Professional responses

My EICP has received recognition from a variety of sources. The NOC theatres deputy matron has written:

‘All of our hip and knee surgeons are impressed with Andrea’s picture books and are noticing benefits these are having.’

‘Andrea’s books have now been noticed by other orthopaedic specialities within our department.’

The Oxford University Hospitals (OUH) NHS Foundation Trust theatre matron wrote of the EICP:

‘This is a huge project and the plan is to roll this out to other specialities where we have experienced similar challenges.’

An OUH consultant surgeon responded to the EICP by commenting:

‘It makes a huge difference for the scrub team in being able to quickly recognise they have all the instruments back … Hope we can use this routinely.’

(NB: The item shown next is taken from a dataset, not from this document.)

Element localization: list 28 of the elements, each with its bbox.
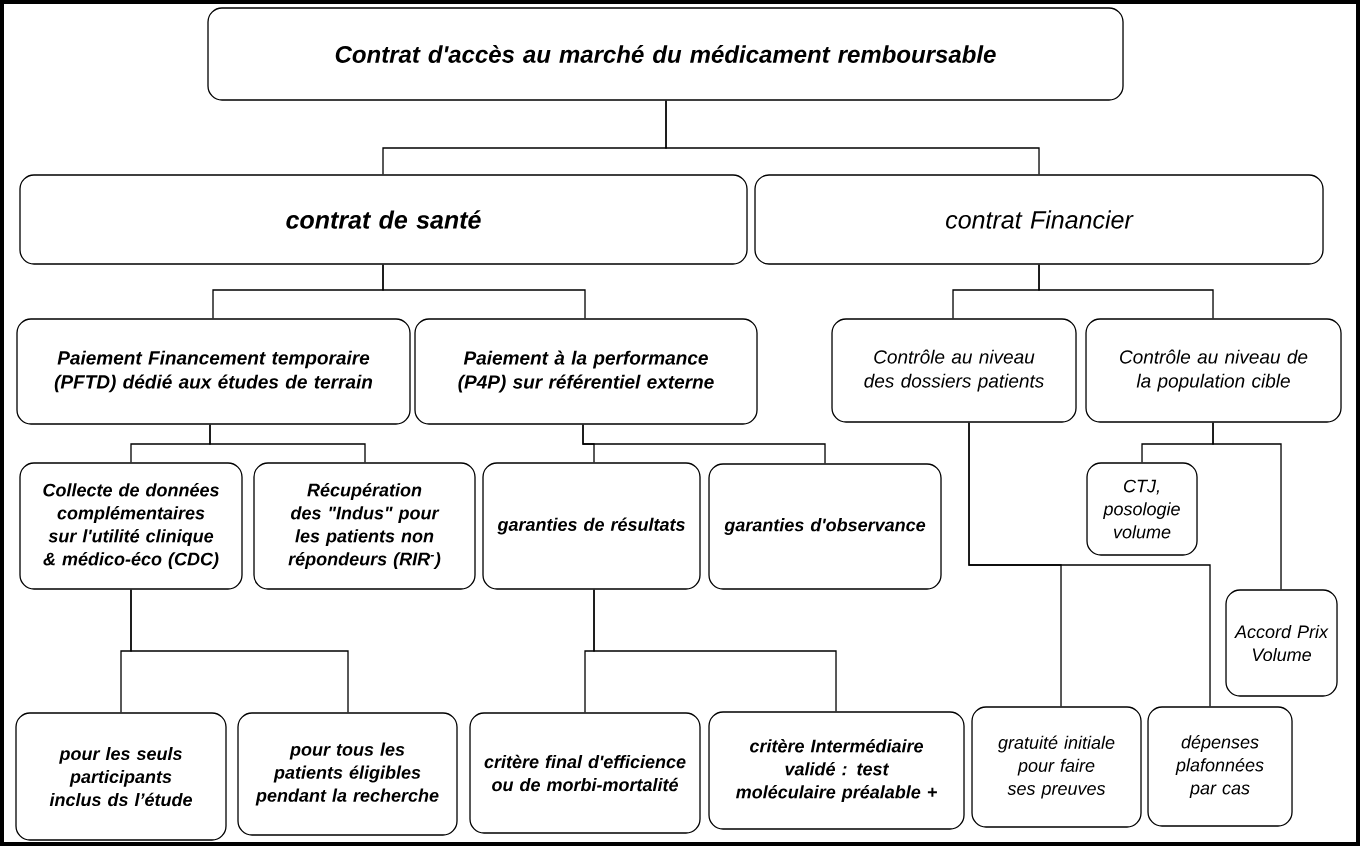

Other evidence of the positive impact my EICP has had is as follows:

  • I was finalist in the ‘Innovation’ category of the British Journal of Nursing Awards 2021, being awarded third place
  • I was a finalist in the ‘Nurse/Midwife of the Year’ category of the Oxford University Hospitals NHS Foundation Trust Annual Staff Recognition Awards 2019
  • I was nominated for the ‘Innovation’ category of the Royal College of Nursing Nurse Awards 2020
  • I received positive theatre practitioner feedback from colleagues
  • I received several positive commendations from senior NHS leaders, including a divisional medical director, a theatre matron, a divisional director of nursing and a divisional lead for practice development and education
  • I received a commendation in the OUH’s governance and safety meeting minutes
  • The use of the instrument folders has been incorporated into the OUH ‘Swabs, Sharps, Instruments and Accountable Items Policy’.

Conclusion

The journey to achieving implementation of my EICP was an amazing 6 months of problem-solving, stakeholder engagement, collaborative working and clinical justification. I would like to acknowledge the invaluable assistance of Katarzyna Piotrowska, NOC Theatre Assistant, who contributed her photographic skills—as well as her friendship—to producing the instrument folders. I thank Emma Walduck, currently in the OUH clinical governance team, who supported my initiative as my line manager in the NOC. I also thank Caroline Tomkins, now Operational Services Manager at Hampshire Hospitals NHS Foundation Trust, for promoting my initiative within the OUH management teams and beyond during her time as OUH Theatre Matron. I also want to thank my partner, John Partington, for his support and assistance in composing this article. All my colleagues, from within the NOC and also among supplier representatives, have inspired me to strive for improvements through streamlining the instrument count process and I thank them. I am pleased to know my endeavours have been so well received and are making a positive, lasting impact on the working lives of scrub practitioners in the NOC.